La plage alors n’était plus qu’un gouffre noir sur des kilomètres, entièrement livré aux vagues et au vent. À quelques encablures des Sables d’Or, une lumière brillait… le cabanon de Rosalie, une invraisemblable construction en planche, de style vaguement hyspano-mauresque, avec sa pastera arrimée au ponton. On y parvenait par un chemin de sable, bordé d’épines où parfois, pendant le jour, des chèvres venaient brouter, conduites par des bergers au regard patibulaire.

Certains affirmaient que ce cabanon avait appartenu autrefois à un célèbre virtuose de musique arabo-andalouse qui y avait installé sa maîtresse, une danseuse de music-hall, laquelle n’aurait été autre que la mère de Rosalie. D’autres disaient que celle-ci l’aurait tout simplement acheté en viager à un couple de vieux commerçants découverts assassinés quelques temps plus tard dans une ruelle de la Casbah. Toujours est-il qu’elle était très aimée dans le village au temps de sa gloire. Sa notoriété lui avait valu l’estime de tous et quand elle venait l’été avec ses enfants et qu’ils allaient s’installer tous les trois sur le sable, tout le monde connaissait son immense parasol rose buvard sous lequel elle trônait comme une reine, assise sur son pliant, entourée de ses livres (elle en lisait toujours trois ou quatre à la fois) tandis que ses enfants s’amusaient autour d’elle… Et puis les enfants avaient grandi.
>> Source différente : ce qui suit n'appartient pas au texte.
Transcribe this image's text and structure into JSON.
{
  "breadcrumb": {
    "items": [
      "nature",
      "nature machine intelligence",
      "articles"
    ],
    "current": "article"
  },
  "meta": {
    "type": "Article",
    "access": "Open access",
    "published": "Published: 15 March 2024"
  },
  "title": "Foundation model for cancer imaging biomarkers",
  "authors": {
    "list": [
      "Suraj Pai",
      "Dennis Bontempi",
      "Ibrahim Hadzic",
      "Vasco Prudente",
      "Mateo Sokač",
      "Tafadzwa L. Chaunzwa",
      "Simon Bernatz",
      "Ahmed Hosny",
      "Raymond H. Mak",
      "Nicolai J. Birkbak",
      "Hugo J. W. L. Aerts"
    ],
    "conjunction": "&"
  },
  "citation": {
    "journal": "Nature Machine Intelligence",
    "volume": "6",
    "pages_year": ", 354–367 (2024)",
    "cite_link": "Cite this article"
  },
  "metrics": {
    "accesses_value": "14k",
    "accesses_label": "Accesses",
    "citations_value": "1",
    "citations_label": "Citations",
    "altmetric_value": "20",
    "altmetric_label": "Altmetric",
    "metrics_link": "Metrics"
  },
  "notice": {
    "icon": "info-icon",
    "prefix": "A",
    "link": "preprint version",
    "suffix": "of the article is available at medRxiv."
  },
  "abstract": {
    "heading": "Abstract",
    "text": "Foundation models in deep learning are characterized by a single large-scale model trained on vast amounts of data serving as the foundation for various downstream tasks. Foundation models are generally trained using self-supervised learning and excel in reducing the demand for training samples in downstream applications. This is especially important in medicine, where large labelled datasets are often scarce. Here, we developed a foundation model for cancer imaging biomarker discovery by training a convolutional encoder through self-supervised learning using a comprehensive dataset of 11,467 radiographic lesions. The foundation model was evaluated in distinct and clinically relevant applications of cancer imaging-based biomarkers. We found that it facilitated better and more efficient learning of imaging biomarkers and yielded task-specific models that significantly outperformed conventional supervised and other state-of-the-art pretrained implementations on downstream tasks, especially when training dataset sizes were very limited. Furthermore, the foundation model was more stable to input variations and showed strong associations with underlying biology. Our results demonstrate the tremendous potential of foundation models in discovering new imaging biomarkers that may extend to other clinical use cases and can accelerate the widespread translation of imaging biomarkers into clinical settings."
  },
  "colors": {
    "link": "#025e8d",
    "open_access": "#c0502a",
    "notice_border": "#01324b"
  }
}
Gilles avait fait ses débuts de trompettiste à l’Avenir Musical qui donnait des concerts sur la place le dimanche. Puis il avait créé avec ses copains une petite formation de jazz qui se produisait dans les bals. À dix-huit ans il avait acheté une vieille deux-chevaux qui leur servait à transporter leur matériel. Mélanie était une adolescente plus difficile, repliée sur elle-même. Elle passait des heures à rechercher des coquillages qu’elle avait appris à percer pour en faire des colliers. Sa mère l’avait envoyée au conservatoire où elle s’était acquis une jolie réputation de chanteuse.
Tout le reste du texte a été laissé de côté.